I dance Old Style Jingle. It’s a healing dance that came from the Ojibwa people. I started dancing ever since I could walk. Both of my parents danced. I didn’t dance for awhile between the ages of five to eight, but one night after coming home from a powwow, where I watched the women’s Jingle category and witnessed Leah Omeasoo, Cyrina Baptiste, and Lacy Albert all gracefully dance. They all looked so beautiful and proud. I told my mom I wanted to be out there, so I can feel beautiful and proud too. My sisters stayed up all night and they made me a dress and accessories. After that, my mom and I started traveling all across Turtle Island to powwows. Sometimes sleeping in our tiny little vehicle, sometimes with just enough money in our pockets to make it home. I’ve met a lot of people whom I consider my family and lifelong friends from powwow. Powwow will always be my second home, and I will continue to dance until I can’t anymore.
8. You have amazing style, with even more amazing Indigenous regalia pieces. What does your wardrobe of regalia look like?

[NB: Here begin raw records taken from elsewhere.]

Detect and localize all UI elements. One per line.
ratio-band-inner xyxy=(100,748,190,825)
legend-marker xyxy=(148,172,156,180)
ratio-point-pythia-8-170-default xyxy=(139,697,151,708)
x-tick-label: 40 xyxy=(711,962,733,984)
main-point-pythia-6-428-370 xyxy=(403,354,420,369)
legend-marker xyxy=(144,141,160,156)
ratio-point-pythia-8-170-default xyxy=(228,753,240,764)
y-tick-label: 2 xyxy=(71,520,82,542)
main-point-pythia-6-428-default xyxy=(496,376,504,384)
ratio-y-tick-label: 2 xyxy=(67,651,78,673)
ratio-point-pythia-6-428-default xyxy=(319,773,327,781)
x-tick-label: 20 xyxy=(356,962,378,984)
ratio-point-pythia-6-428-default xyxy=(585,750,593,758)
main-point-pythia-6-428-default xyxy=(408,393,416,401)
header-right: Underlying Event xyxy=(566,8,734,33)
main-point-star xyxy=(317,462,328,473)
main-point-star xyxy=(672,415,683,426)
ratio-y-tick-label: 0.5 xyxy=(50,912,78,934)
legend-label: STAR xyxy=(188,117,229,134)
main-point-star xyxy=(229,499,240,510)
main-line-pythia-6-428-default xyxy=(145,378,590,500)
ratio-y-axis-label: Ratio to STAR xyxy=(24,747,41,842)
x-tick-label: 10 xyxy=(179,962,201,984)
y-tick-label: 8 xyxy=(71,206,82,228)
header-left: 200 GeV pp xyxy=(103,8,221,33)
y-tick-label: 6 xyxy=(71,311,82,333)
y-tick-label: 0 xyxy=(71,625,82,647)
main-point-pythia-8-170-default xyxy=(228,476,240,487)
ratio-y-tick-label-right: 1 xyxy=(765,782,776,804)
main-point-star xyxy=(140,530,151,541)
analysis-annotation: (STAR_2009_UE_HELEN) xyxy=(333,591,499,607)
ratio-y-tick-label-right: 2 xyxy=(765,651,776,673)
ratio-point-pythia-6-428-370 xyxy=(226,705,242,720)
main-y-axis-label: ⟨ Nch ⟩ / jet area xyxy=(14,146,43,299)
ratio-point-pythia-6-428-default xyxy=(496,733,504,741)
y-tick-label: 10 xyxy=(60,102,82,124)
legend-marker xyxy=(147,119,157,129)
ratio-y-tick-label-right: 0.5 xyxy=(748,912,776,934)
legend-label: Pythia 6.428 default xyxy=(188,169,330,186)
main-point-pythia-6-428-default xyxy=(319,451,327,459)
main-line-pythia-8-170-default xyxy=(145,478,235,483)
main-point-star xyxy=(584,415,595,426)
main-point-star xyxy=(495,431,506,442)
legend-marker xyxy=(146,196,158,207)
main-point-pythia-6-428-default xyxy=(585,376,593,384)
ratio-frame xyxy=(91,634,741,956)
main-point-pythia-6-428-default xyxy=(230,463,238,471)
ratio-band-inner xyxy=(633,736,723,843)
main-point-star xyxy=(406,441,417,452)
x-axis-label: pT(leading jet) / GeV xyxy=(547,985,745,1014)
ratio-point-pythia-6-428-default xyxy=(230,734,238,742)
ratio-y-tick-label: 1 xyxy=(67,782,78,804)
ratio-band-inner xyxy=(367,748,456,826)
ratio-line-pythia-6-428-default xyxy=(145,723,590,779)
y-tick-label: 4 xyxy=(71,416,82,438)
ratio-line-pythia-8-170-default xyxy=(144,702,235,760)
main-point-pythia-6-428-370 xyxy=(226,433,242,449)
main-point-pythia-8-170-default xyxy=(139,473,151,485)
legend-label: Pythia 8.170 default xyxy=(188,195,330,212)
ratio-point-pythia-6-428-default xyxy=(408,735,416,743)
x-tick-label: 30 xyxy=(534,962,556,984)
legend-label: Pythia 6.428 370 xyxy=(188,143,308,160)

My wardrobe consists of ribbon skirts, dresses, beadwork, quillwork, dentalium [shells], and much more! My mom and I share a wardrobe when it comes to dressing up in cultural pieces. I love dressing up and adding an Indigenous flair to my everyday wear, because I feel it’s a way of decolonizing and Indigenizing a universal language, which is fashion. I feel most beautiful when I’m wearing a piece that is made with love and good thoughts, which they all are.
9. What’s the most special piece in your wardrobe?
That’s a hard one because I love everything so much, and it all holds a special place in my heart. But if I had to pick, it would be my dresses. My mom and I make my dresses and we have ever since I was a little girl. Every stitch is made with love and represents the connection and teachings my mom and I share.
10. What’s your favorite TikTok? And which one took the longest?
My favorite TikTok of all time would have to be the ones with my mom and my singing videos. I love the ones with my mom because my mom is my absolute rock and my best friend. I’ll cherish those moments we’ve had while making those TikToks forever, and I know that I’ll always have access to those videos, even when I’m older and have kids of my own. I love the singing ones as well because I feel like those are what really started this whole thing. I never would’ve thought in a million years that my style of singing would ever get that sort of attention, so I’m forever thankful, while knowing this is only the beginning for my music career. The video that took me the longest was my Harry Potter video, because I had to change between four different looks, and also the transitions. But it was so worth it because I love Harry Potter and it made me so excited to put my own twist to it!